C’est regrettable car nos trois honorables grand-pères sont encore capables de produire des choses intéressantes, leur dernier album (« 13 ») nous laissant même à penser que leur créativité n’est pas éteinte (avec Brad Wilk à la batterie et non pas l’horrible cogneur ci-dessus évoqué).

La distance et ce parfum de « ce n’est plus ce que c’était » devenant vraiment trop prégnant, nous voilà de retour sous la Valley pour Unida, groupe mené par John Garcia (ex Kyuss, Hermano, Vista Chino…). Pas de surprise, la qualité est là, l’enthousiasme fait beaucoup dans la musique, nous permettant de conclure dans cet exact état d’esprit cette édition 2014 du Hellfest.
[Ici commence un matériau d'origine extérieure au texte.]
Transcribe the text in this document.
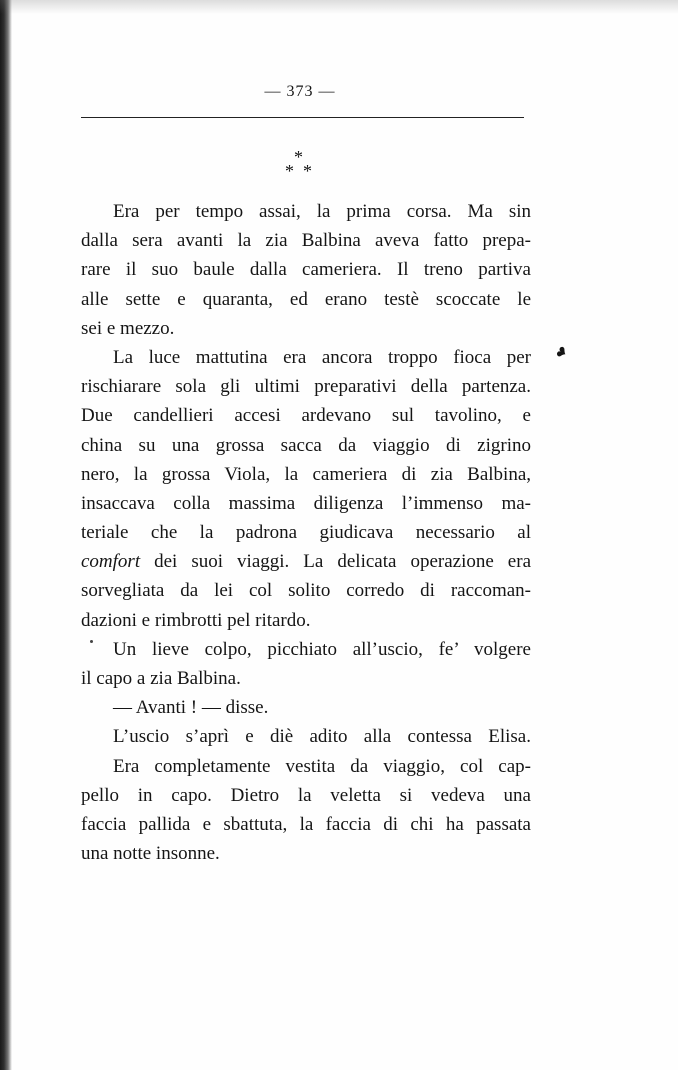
— 373 —
*
* *
❥
Era per tempo assai, la prima corsa. Ma sin
dalla sera avanti la zia Balbina aveva fatto prepa-
rare il suo baule dalla cameriera. Il treno partiva
alle sette e quaranta, ed erano testè scoccate le
sei e mezzo.
La luce mattutina era ancora troppo fioca per
rischiarare sola gli ultimi preparativi della partenza.
Due candellieri accesi ardevano sul tavolino, e
china su una grossa sacca da viaggio di zigrino
nero, la grossa Viola, la cameriera di zia Balbina,
insaccava colla massima diligenza l’immenso ma-
teriale che la padrona giudicava necessario al
comfort dei suoi viaggi. La delicata operazione era
sorvegliata da lei col solito corredo di raccoman-
dazioni e rimbrotti pel ritardo.
Un lieve colpo, picchiato all’uscio, fe’ volgere
il capo a zia Balbina.
— Avanti ! — disse.
L’uscio s’aprì e diè adito alla contessa Elisa.
Era completamente vestita da viaggio, col cap-
pello in capo. Dietro la veletta si vedeva una
faccia pallida e sbattuta, la faccia di chi ha passata
una notte insonne.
A l’issue du concert, je tourne encore quelques instants en ces lieux qui seront bientôt fermés, m’en imprégnant encore un peu. La musique était bonne, la bière était fraîche, le soleil avait asséché le sol pour n’en faire que de la poussière. Puissions-nous à son instar tourbillonner encore puis, notre temps venu, tourbillonner toujours.

En quittant les lieux, et on est garé loin, dépourvu de toute corde vocale et les lombaires en compote, je réalise que ce pass aura surtout été pour moi un moyen de m’approprier encore plus le Hellfest, d’avoir été ainsi partout chez moi, au hasard d’une libre promenade.